论文标题
多个零泄漏结果的贝叶斯聚类
Bayesian clustering of multiple zero-inflated outcomes
论文作者
论文摘要
涉及计数的几种应用显示了很大一部分的零(二方数据)。此类数据的流行模型是障碍模型,该模型明确地模拟了零计数的概率,同时假设在正整数上进行采样分布。我们考虑来自多个计数过程的数据。在这种情况下,研究计数的模式并相应地集中了受试者。我们介绍了一种新型的贝叶斯非参数方法,用于群集多个,可能相关的零泄漏过程。我们提出了一个用于零充气计数的联合模型,为每个过程指定了一个跨越二项式采样分布的障碍模型。在模型参数上有条件地,假定不同的过程是独立的,与传统的多元方法相比,参数数量大大减少。通过具有随机数组件的富集有限混合物,可以灵活地模拟零通置和采样分布的参数的特定概率。这将基于零/非零模式(外聚类)和采样分布(内聚类)诱导受试者的两级聚类。后推断是通过量身定制的MCMC方案进行的。我们证明了有关涉及使用消息服务WhatsApp的应用程序的建议方法。

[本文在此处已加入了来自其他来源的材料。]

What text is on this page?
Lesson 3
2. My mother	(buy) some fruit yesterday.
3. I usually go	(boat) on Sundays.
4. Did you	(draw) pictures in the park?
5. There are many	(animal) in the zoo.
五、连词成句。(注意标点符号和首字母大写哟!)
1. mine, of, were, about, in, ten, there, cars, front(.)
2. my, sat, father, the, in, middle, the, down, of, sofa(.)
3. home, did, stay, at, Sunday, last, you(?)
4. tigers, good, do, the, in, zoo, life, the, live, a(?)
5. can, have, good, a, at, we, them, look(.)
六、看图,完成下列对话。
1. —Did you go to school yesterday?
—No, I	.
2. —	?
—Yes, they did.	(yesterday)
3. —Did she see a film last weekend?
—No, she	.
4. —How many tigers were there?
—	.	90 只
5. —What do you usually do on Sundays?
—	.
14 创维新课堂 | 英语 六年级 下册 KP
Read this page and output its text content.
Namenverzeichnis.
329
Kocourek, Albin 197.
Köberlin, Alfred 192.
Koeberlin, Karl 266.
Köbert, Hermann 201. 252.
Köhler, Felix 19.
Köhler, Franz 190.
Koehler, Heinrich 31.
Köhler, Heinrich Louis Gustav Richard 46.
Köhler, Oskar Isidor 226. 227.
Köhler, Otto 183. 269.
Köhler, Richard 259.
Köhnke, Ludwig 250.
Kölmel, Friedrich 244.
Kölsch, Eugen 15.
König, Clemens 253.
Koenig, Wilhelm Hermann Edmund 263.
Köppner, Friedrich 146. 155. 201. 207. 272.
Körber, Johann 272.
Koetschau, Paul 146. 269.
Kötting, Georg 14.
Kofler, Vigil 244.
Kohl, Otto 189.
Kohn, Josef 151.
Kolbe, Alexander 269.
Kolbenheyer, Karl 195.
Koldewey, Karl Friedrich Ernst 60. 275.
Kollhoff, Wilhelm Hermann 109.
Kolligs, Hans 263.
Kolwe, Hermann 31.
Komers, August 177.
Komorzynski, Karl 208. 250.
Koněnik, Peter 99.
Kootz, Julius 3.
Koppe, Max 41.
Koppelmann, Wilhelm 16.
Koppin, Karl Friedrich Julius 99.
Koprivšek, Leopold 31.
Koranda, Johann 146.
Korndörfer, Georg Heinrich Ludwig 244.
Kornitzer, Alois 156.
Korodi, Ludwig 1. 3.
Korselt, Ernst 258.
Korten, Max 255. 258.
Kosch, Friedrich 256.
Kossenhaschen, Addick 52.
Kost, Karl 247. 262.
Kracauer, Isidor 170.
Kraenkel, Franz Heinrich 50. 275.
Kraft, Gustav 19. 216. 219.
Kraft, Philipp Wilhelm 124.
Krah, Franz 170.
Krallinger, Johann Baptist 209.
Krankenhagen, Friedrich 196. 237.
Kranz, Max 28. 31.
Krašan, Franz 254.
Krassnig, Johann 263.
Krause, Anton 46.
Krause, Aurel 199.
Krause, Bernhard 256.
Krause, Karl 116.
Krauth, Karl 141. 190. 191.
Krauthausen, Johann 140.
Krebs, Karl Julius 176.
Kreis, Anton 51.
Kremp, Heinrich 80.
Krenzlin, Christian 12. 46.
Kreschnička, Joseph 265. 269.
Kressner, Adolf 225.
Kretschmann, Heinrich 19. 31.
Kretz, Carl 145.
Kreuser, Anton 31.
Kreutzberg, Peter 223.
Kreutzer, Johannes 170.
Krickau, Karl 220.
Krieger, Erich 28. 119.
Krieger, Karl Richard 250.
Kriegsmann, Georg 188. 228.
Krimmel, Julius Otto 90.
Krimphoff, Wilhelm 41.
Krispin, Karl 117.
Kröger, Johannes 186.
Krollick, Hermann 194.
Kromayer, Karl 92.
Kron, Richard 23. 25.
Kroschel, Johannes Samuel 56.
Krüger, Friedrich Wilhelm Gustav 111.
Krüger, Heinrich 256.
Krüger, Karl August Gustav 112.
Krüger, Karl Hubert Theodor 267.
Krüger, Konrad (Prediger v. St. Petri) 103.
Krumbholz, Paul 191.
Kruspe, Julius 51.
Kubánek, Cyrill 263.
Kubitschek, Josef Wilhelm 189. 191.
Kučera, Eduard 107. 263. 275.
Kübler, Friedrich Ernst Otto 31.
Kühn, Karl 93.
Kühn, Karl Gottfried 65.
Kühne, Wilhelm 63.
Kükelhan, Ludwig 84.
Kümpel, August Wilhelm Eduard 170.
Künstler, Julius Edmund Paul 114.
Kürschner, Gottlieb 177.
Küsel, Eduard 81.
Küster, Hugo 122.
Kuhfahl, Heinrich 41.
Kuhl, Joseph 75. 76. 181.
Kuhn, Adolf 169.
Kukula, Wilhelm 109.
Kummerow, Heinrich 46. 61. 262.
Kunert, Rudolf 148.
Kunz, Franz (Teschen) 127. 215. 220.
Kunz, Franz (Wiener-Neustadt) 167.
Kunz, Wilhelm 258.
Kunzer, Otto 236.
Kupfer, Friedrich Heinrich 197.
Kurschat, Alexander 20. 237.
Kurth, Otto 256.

Several applications involving counts present a large proportion of zeros (excess-of-zeros data). A popular model for such data is the Hurdle model, which explicitly models the probability of a zero count, while assuming a sampling distribution on the positive integers. We consider data from multiple count processes. In this context, it is of interest to study the patterns of counts and cluster the subjects accordingly. We introduce a novel Bayesian nonparametric approach to cluster multiple, possibly related, zero-inflated processes. We propose a joint model for zero-inflated counts, specifying a Hurdle model for each process with a shifted Negative Binomial sampling distribution. Conditionally on the model parameters, the different processes are assumed independent, leading to a substantial reduction in the number of parameters as compared to traditional multivariate approaches. The subject-specific probabilities of zero-inflation and the parameters of the sampling distribution are flexibly modelled via an enriched finite mixture with random number of components. This induces a two-level clustering of the subjects based on the zero/non-zero patterns (outer clustering) and on the sampling distribution (inner clustering). Posterior inference is performed through tailored MCMC schemes. We demonstrate the proposed approach on an application involving the use of the messaging service WhatsApp.